Ménard (Œuvres de Walter Scott, volume 7p. 136-144).


CHAPITRE XIV.

RETOUR À MONKBARNS.


Si j’ose en croire les images flatteuses du sommeil, mes rêves présagent l’approche de quelque joyeuse nouvelle. Mon cœur repose plus légèrement dans mon sein ; et tout le jour, animé par les transports d’une gaîté peu ordinaire, je bondis de joie, et touche à peine la terre en marchant.
Shakspeare. Roméo et Juliette


Le récit de la malheureuse entreprise de sir Arthur avait un peu détourné Oldbuck de questionner Lovel sur les motifs de sa résidence à Fairport. Il était cependant décidé à n’en pas laisser échapper l’occasion. « Miss Wardour vient de m’apprendre que vous la connaissiez déjà, monsieur Lovel. »
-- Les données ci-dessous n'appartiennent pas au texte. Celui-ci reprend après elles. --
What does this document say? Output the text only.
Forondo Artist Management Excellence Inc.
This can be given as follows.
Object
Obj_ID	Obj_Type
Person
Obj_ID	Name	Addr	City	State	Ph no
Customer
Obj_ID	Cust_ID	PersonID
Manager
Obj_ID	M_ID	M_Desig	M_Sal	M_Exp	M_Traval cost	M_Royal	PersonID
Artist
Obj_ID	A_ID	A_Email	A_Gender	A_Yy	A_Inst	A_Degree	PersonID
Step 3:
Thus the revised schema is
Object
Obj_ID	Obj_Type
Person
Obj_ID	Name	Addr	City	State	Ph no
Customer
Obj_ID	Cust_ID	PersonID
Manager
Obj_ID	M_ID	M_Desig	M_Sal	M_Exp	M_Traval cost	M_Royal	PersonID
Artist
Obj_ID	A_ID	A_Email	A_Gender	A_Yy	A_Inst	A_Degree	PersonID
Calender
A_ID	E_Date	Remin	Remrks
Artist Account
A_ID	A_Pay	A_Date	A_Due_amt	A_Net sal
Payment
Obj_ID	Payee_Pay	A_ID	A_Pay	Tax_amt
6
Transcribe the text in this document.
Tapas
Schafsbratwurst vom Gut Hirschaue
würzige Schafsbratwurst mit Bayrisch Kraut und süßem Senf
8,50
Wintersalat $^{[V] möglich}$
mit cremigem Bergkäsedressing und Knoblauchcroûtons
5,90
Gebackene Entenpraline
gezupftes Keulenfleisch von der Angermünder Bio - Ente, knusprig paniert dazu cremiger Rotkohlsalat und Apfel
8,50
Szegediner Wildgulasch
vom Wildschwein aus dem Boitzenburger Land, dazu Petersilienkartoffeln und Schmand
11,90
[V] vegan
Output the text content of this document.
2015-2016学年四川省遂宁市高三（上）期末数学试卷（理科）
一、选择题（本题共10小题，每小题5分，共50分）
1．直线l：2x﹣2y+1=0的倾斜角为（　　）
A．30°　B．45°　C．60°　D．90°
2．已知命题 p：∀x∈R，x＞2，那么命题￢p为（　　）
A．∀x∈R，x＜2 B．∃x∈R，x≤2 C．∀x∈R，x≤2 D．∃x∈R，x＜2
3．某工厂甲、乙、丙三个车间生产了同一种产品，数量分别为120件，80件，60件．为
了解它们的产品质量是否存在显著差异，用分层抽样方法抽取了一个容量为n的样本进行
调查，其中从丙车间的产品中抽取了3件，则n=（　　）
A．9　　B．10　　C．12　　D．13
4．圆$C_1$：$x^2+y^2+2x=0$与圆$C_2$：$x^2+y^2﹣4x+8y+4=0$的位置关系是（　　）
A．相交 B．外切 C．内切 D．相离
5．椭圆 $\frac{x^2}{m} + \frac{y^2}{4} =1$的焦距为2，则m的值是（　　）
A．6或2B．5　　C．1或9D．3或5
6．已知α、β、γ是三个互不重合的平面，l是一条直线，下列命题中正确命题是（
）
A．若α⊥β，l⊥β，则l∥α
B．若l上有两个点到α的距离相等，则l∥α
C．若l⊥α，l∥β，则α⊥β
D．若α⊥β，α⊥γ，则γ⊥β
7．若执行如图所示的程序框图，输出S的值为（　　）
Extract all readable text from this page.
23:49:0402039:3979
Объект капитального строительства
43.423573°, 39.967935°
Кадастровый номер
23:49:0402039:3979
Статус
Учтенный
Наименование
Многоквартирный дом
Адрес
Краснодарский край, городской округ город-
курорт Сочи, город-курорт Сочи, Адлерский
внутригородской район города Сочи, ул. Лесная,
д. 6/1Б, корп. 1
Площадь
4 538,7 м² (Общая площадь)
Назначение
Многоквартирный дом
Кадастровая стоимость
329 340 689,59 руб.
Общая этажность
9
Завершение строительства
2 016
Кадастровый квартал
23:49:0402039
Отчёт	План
Lovel répondit « qu’il avait eu le plaisir de la voir chez madame Wilmot dans le comté d’York. »

— Vraiment ! vous ne m’aviez pas parlé de cela, et vous ne l’avez pas abordée chez moi comme une ancienne connaissance ?

— Jusqu’au moment où vous me présentâtes, dit Lovel fort embarrassé, j’ignorais que ce fût la même personne, et mon devoir, en ce cas, était d’attendre qu’elle me reconnût la première.

— Je conçois votre délicatesse. Le chevalier est un vieux fou pointilleux ; mais je vous assure que sa fille est au dessus de tous ces ridicules préjugés. Et maintenant que vous avez rencontré ici de nouveaux amis, puis-je vous demander si vous avez l’intention de quitter Fairport aussitôt que vous vous le proposiez ?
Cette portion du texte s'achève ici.